February 26, 2015

esProc Helps Process Heterogeneous Data sources in Java - Hive

It is easy for Java to connect to Hive using JDBC. But the computational ability of Hive is less than that of SQL in other databases. So to deal with uncommon computations, data should be retrieved before further operation is performed using Java. Thus the code for will be complicated.

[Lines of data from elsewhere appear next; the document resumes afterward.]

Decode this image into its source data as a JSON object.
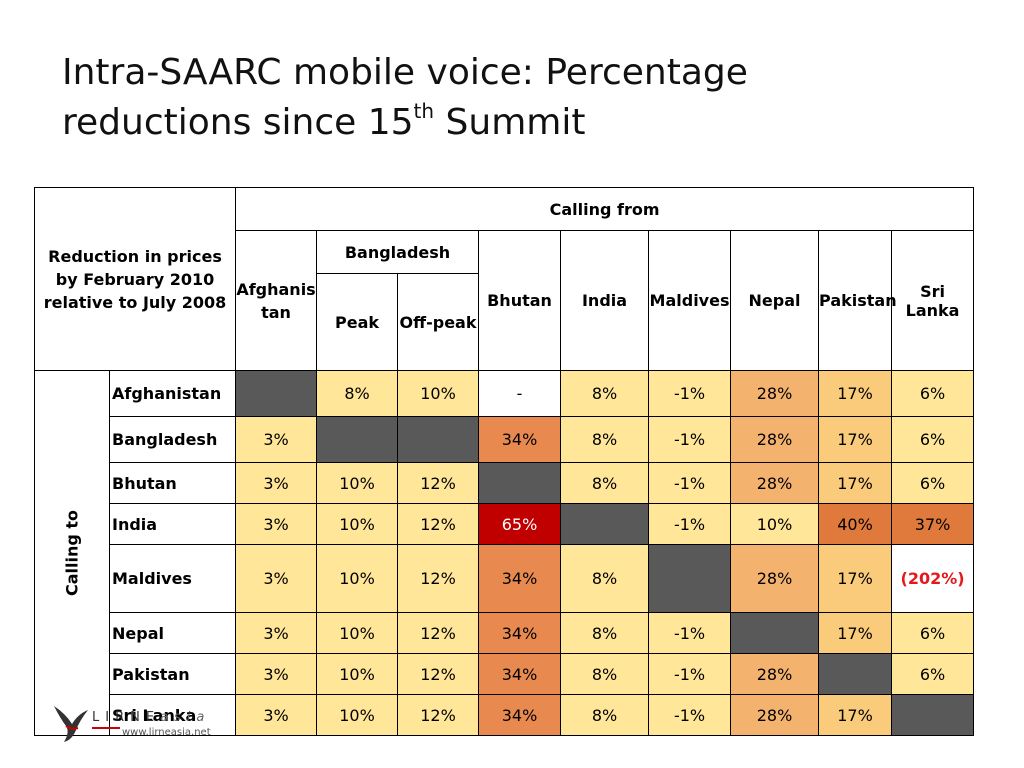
{
  "title": {
    "line1": "Intra-SAARC mobile voice: Percentage",
    "line2_pre": "reductions since 15",
    "line2_sup": "th",
    "line2_post": " Summit"
  },
  "table": {
    "corner_label": "Reduction in prices by February 2010 relative to July 2008",
    "calling_from": "Calling from",
    "calling_to": "Calling to",
    "col_headers": {
      "afghanistan": "Afghanistan",
      "bangladesh": "Bangladesh",
      "peak": "Peak",
      "offpeak": "Off-peak",
      "bhutan": "Bhutan",
      "india": "India",
      "maldives": "Maldives",
      "nepal": "Nepal",
      "pakistan": "Pakistan",
      "srilanka": "Sri Lanka"
    },
    "rows": [
      {
        "label": "Afghanistan",
        "cells": [
          [
            "",
            "g"
          ],
          [
            "8%",
            "y"
          ],
          [
            "10%",
            "y"
          ],
          [
            "-",
            "w"
          ],
          [
            "8%",
            "y"
          ],
          [
            "-1%",
            "y"
          ],
          [
            "28%",
            "m"
          ],
          [
            "17%",
            "l"
          ],
          [
            "6%",
            "y"
          ]
        ]
      },
      {
        "label": "Bangladesh",
        "cells": [
          [
            "3%",
            "y"
          ],
          [
            "",
            "g"
          ],
          [
            "",
            "g"
          ],
          [
            "34%",
            "o"
          ],
          [
            "8%",
            "y"
          ],
          [
            "-1%",
            "y"
          ],
          [
            "28%",
            "m"
          ],
          [
            "17%",
            "l"
          ],
          [
            "6%",
            "y"
          ]
        ]
      },
      {
        "label": "Bhutan",
        "cells": [
          [
            "3%",
            "y"
          ],
          [
            "10%",
            "y"
          ],
          [
            "12%",
            "y"
          ],
          [
            "",
            "g"
          ],
          [
            "8%",
            "y"
          ],
          [
            "-1%",
            "y"
          ],
          [
            "28%",
            "m"
          ],
          [
            "17%",
            "l"
          ],
          [
            "6%",
            "y"
          ]
        ]
      },
      {
        "label": "India",
        "cells": [
          [
            "3%",
            "y"
          ],
          [
            "10%",
            "y"
          ],
          [
            "12%",
            "y"
          ],
          [
            "65%",
            "r"
          ],
          [
            "",
            "g"
          ],
          [
            "-1%",
            "y"
          ],
          [
            "10%",
            "y"
          ],
          [
            "40%",
            "d"
          ],
          [
            "37%",
            "d"
          ]
        ]
      },
      {
        "label": "Maldives",
        "cells": [
          [
            "3%",
            "y"
          ],
          [
            "10%",
            "y"
          ],
          [
            "12%",
            "y"
          ],
          [
            "34%",
            "o"
          ],
          [
            "8%",
            "y"
          ],
          [
            "",
            "g"
          ],
          [
            "28%",
            "m"
          ],
          [
            "17%",
            "l"
          ],
          [
            "(202%)",
            "w"
          ]
        ]
      },
      {
        "label": "Nepal",
        "cells": [
          [
            "3%",
            "y"
          ],
          [
            "10%",
            "y"
          ],
          [
            "12%",
            "y"
          ],
          [
            "34%",
            "o"
          ],
          [
            "8%",
            "y"
          ],
          [
            "-1%",
            "y"
          ],
          [
            "",
            "g"
          ],
          [
            "17%",
            "l"
          ],
          [
            "6%",
            "y"
          ]
        ]
      },
      {
        "label": "Pakistan",
        "cells": [
          [
            "3%",
            "y"
          ],
          [
            "10%",
            "y"
          ],
          [
            "12%",
            "y"
          ],
          [
            "34%",
            "o"
          ],
          [
            "8%",
            "y"
          ],
          [
            "-1%",
            "y"
          ],
          [
            "28%",
            "m"
          ],
          [
            "",
            "g"
          ],
          [
            "6%",
            "y"
          ]
        ]
      },
      {
        "label": "Sri Lanka",
        "cells": [
          [
            "3%",
            "y"
          ],
          [
            "10%",
            "y"
          ],
          [
            "12%",
            "y"
          ],
          [
            "34%",
            "o"
          ],
          [
            "8%",
            "y"
          ],
          [
            "-1%",
            "y"
          ],
          [
            "28%",
            "m"
          ],
          [
            "17%",
            "l"
          ],
          [
            "",
            "g"
          ]
        ]
      }
    ]
  },
  "logo": {
    "brand_main": "LIRNE",
    "brand_sub": "asia",
    "url": "www.lirneasia.net"
  },
  "colors": {
    "yellow": "#FFE699",
    "light_orange": "#F9CB7A",
    "mid_orange": "#F4B26F",
    "orange": "#E88A4F",
    "dark_orange": "#E07A3C",
    "red": "#C00000",
    "grey": "#595959",
    "negative_text": "#e4191c"
  }
}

But if esProc is used to help with the Java programming, the complicated operation as a result of using Hive in Java will become simpler. The following example will show how esProc works with Java in detail. orders is a table in Hive containing the detailed data of sales orders. Now it is required to compute the year-on-year comparison and link relative ratio. The data is as follows:

ORDERID CLIENT     SELLERID AMOUNT ORDERDATE
1       UJRNP      17     392  2008/11/2 15:28
2       SJCH         6       4802         2008/11/9 15:28
3       UJRNP      16     13500       2008/11/5 15:28
4       PWQ         9       26100       2008/11/8 15:28
5       PWQ         11     4410         2008/11/12 15:28
6       HANAR     18     6174         2008/11/7 15:28
7       EGU 2       17800       2008/11/6 15:28
8       VILJX         7       2156         2008/11/9 15:28
9       JAYB          14     17400       2008/11/12 15:28
10     JAXE          19     19200       2008/11/12 15:28
11     SJCH         7       13700       2008/11/10 15:28
12     QUICK      11     21200       2008/11/13 15:28
13     HL    12     21400       2008/11/21 15:28
14     JAYB          1       7644         2008/11/16 15:28
15     MIP  16     3234         2008/11/19 15:28


Link relative ratio refers to comparison between the current data and data of the previous period, using month as the time interval. For example, divide the sales figure in April by that in March and we get the link relative ratio of April. Year-on-year comparison is the comparison between the current data and data of the corresponding period of the previous year, which means, for example, dividing the sales figure of April 2014 by that of April 2013. Since Hive provides no window functions, it cannot complete the computation unless using nested SQL. But Hive supports very poor subquery and usually the computation should be performed outside of the database. With esProc, however, the computation can be realized easily. The code is as follows:

A1: Connect to the database through JDBC using the datasource Hive defined in advance.

A2: Query the data in the database by the time period using external parameters begin and end. Such as begin="2011-01-01 00:00:00", end="2014-07-08 00:00:00" (i.e. the current date which can be obtained using now() function).

A3: Group orders by the year and the month and sum up to get the sales of each month.

A4: Add a new field Irr, which is the monthly link relative ratio. The expression is mAmount/mAmount[-1], in which mAmount represents the sales in the current time period and mAmount[-1] represents the sales in the previous one. Note that the link relative ratio of the initial month (January of 2011) is empty.

A5: Sort the data in A4 by the month and the year before we compute the year-on-year comparison. Complete code should be =A4.sort(m,y). But since A4 has been sorted by the year, here we just need to sort it by the month, that is A4.sort(m), which has a better performance.

A6: Add another new field yoy, which is the year-on-year comparison of the 
monthly sales figure. The expression is if(m==m[-1],mAmount/mAmount[-1],null), which means the year-on-year comparison is valid only between the same months of the two time periods. The year-on-year comparison of each month in the initial year (the year of 2011) is empty.

A7Sort the data in A6 by the year in descending order and by the month in ascending order. Note that the data is valid up to July of 2014. The result is as follows:
A8: Close Hive database connection.

A9: Return the result.

This block of code can be called by Java using esProc JDBC to get the final result (the above esProc program will be saved as test.dfx). The code for this is as follows:
          // create a connection using esProc jdbc
Class.forName("com.esproc.jdbc.InternalDriver");
con= DriverManager.getConnection("jdbc:esproc:local://");
// call the esProc program (the stored procedure); test is the file name of dfx
st =(com.esproc.jdbc.InternalCStatement)con.prepareCall("call test(?,?)");
// set the parameters
st.setObject(1,"2011-01-01 00:00:00");//begin
st.setObject(1,"2014-07-08 00:00:00");//end
// execute esProc stored procedure
st.execute();
// get the result set
ResultSet set = st.getResultSet();

It is the same way in which esProc accesses Hive and other ordinary databases. Just configure their JDBC while detailed process is omitted here.